🤖 AI Summary
To address the challenges of dynamic sleep control under non-stationary traffic and the limited co-optimization of energy efficiency (EE) and quality-of-service (QoS) in 5G millimeter-wave (mmWave) networks, this paper proposes MARL-DDQN, a distributed optimization framework based on multi-agent deep reinforcement learning (MARL). MARL-DDQN integrates Double DQN, a realistic base station power consumption model, 3D beamforming, and community-aware user mobility modeling, enabling low-overhead collaborative decision-making while mitigating state-action space explosion and scalability bottlenecks.
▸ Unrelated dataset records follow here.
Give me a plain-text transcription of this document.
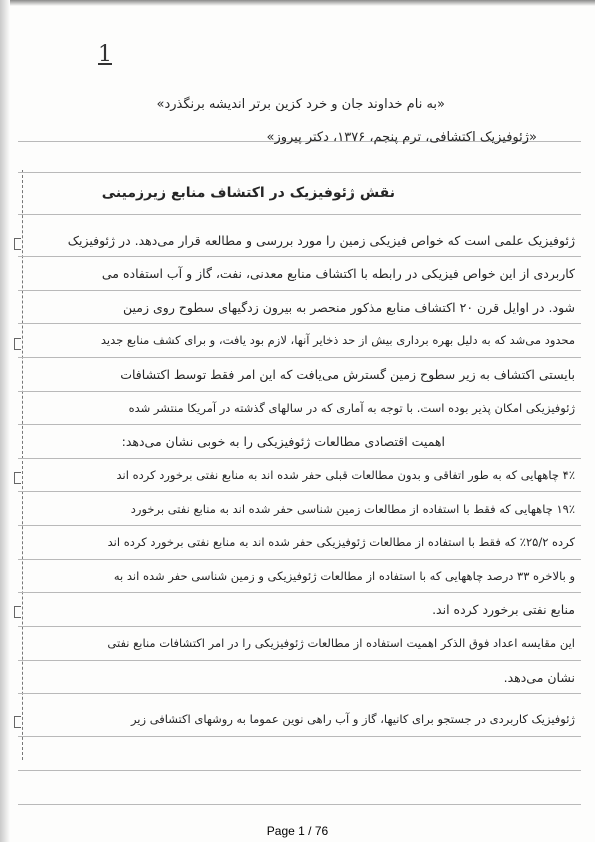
1
«به نام خداوند جان و خرد کزین برتر اندیشه برنگذرد»
«ژئوفیزیک اکتشافی، ترم پنجم، ۱۳۷۶، دکتر پیروز»
نقش ژئوفیزیک در اکتشاف منابع زیرزمینی
ژئوفیزیک علمی است که خواص فیزیکی زمین را مورد بررسی و مطالعه قرار می‌دهد. در ژئوفیزیک
کاربردی از این خواص فیزیکی در رابطه با اکتشاف منابع معدنی، نفت، گاز و آب استفاده می
شود. در اوایل قرن ۲۰ اکتشاف منابع مذکور منحصر به بیرون زدگیهای سطوح روی زمین
محدود می‌شد که به دلیل بهره برداری بیش از حد ذخایر آنها، لازم بود یافت، و برای کشف منابع جدید
بایستی اکتشاف به زیر سطوح زمین گسترش می‌یافت که این امر فقط توسط اکتشافات
ژئوفیزیکی امکان پذیر بوده است. با توجه به آماری که در سالهای گذشته در آمریکا منتشر شده
اهمیت اقتصادی مطالعات ژئوفیزیکی را به خوبی نشان می‌دهد:
۴٪ چاههایی که به طور اتفاقی و بدون مطالعات قبلی حفر شده اند به منابع نفتی برخورد کرده اند
۱۹٪ چاههایی که فقط با استفاده از مطالعات زمین شناسی حفر شده اند به منابع نفتی برخورد
کرده ۲۵/۲٪ که فقط با استفاده از مطالعات ژئوفیزیکی حفر شده اند به منابع نفتی برخورد کرده اند
و بالاخره ۳۳ درصد چاههایی که با استفاده از مطالعات ژئوفیزیکی و زمین شناسی حفر شده اند به
منابع نفتی برخورد کرده اند.
این مقایسه اعداد فوق الذکر اهمیت استفاده از مطالعات ژئوفیزیکی را در امر اکتشافات منابع نفتی
نشان می‌دهد.
ژئوفیزیک کاربردی در جستجو برای کانیها، گاز و آب راهی نوین عموما به روشهای اکتشافی زیر
Page 1 / 76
Experiments demonstrate an EE of 0.60 Mbit/Joule, a 10%-ile user throughput of 8.5 Mbps, and QoS satisfaction in 95% of time slots—substantially outperforming baselines such as All On and IT-QoS-LB. The key contribution is the first application of MARL to dynamic sleep control for mmWave base stations, achieving joint EE and QoS guarantees in highly dynamic environments.
📝 Abstract
Dynamic sleep mode optimization (SMO) in millimeter-wave (mmWave) networks is essential for maximizing energy efficiency (EE) under stringent quality-of-service (QoS) constraints. However, existing optimization and reinforcement learning (RL) approaches rely on aggregated, static base station (BS) traffic models that fail to capture non-stationary traffic dynamics and suffer from large state-action spaces, limiting real-world deployment. To address these challenges, this paper proposes a multi-agent deep reinforcement learning (MARL) framework using a Double Deep Q-Network (DDQN), referred to as MARL-DDQN, for adaptive SMO in a 3D urban environment with a time-varying and community-based user equipment (UE) mobility model. Unlike conventional single-agent RL, MARL-DDQN enables scalable, distributed decision-making with minimal signaling overhead. A realistic BS power consumption model and beamforming are integrated to accurately quantify EE, while QoS is defined in terms of throughput. The method adapts SMO policies to maximize EE while mitigating inter-cell interference and ensuring throughput fairness. Simulations show that MARL-DDQN outperforms state-of-the-art strategies, including All On, iterative QoS-aware load-based (IT-QoS-LB), MARL-DDPG, and MARL-PPO, achieving up to 0.60 Mbit/Joule EE, 8.5 Mbps 10th-percentile throughput, and meeting QoS constraints 95% of the time under dynamic scenarios.